Comme un bon DPO ou un gentil consultant, vous faites semblant de croire ce que les GAFAM vous disent, vous vous arrachez les cheveux pour trouver des « mesures additionnelles » pour continuer à travailler avec eux.
Et ensuite, vous apprenez dans un article publié sur TechCrunch que ces fameux GAFAM non seulement obéissent lorsque le gouvernement américain leur demande d’accéder aux emails de leurs clients, mais qu’en plus ils respectent à la lettre l’injonction de ne rien en dire au client qui a été victime de cette violation de sa vie privée.
Dans ces conditions, il devient illusoire d’espérer que, d’une manière ou d’une autre, le législateur européen pourrait rendre vie au fameux Privacy Shield mis à bas par l’arrêt Schrems.
Extrait de l’article
Microsoft’s customer security chief says as many as one-third of all government demands that the company receives for customer data are issued with secrecy clauses that prevents it from disclosing the search to the subject of the warrant.

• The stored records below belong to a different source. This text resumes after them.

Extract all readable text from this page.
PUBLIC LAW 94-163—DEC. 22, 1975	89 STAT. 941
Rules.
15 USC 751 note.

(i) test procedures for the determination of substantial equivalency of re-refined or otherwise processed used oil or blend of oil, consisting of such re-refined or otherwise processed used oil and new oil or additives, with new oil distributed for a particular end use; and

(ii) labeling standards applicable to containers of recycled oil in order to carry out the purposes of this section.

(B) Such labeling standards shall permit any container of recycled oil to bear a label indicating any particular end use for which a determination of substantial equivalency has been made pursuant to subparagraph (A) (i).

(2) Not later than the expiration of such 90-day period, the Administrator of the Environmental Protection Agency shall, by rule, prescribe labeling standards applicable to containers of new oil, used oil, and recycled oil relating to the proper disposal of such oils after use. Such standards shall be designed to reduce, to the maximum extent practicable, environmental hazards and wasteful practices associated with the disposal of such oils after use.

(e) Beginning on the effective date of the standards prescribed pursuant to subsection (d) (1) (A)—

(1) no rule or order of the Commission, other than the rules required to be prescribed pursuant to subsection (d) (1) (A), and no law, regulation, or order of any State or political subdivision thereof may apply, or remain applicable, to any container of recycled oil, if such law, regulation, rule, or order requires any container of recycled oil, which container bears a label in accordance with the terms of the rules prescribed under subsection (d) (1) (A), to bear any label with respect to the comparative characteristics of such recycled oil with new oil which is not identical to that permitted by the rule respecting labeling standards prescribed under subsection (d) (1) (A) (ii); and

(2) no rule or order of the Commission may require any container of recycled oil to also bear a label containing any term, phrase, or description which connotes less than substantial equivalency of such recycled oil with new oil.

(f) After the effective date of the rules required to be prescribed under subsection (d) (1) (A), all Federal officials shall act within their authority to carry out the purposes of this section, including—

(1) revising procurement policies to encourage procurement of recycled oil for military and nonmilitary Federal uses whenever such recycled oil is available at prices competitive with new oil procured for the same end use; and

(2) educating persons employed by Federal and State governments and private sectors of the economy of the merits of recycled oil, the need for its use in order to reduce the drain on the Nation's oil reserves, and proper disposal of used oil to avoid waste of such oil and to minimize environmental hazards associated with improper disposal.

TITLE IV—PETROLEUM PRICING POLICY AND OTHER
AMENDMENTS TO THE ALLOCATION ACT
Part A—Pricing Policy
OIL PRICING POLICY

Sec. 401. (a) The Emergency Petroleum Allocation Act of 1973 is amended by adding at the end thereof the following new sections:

The figure was disclosed in testimony by Microsoft’s Tom Burt ahead of a House Judiciary Committee on Wednesday, as lawmakers weigh a legislative response to efforts by the Justice Department under the Trump administration to secretly obtain call and email records as part of an investigation into the leaks of classified information to reporters at The New York Times, The Washington Post, and CNN.
Burt said that such secrecy orders “have unfortunately become commonplace,” and that Microsoft regularly receives “boilerplate secrecy orders unsupported by any meaningful legal or factual analysis.”
In his testimony, Burt said that since 2016, Microsoft received between 2,400 to 3,500 secrecy orders each year, or 7 to 10 a day. Microsoft said in its transparency report that it received close to 11,200 legal orders from U.S. authorities last year.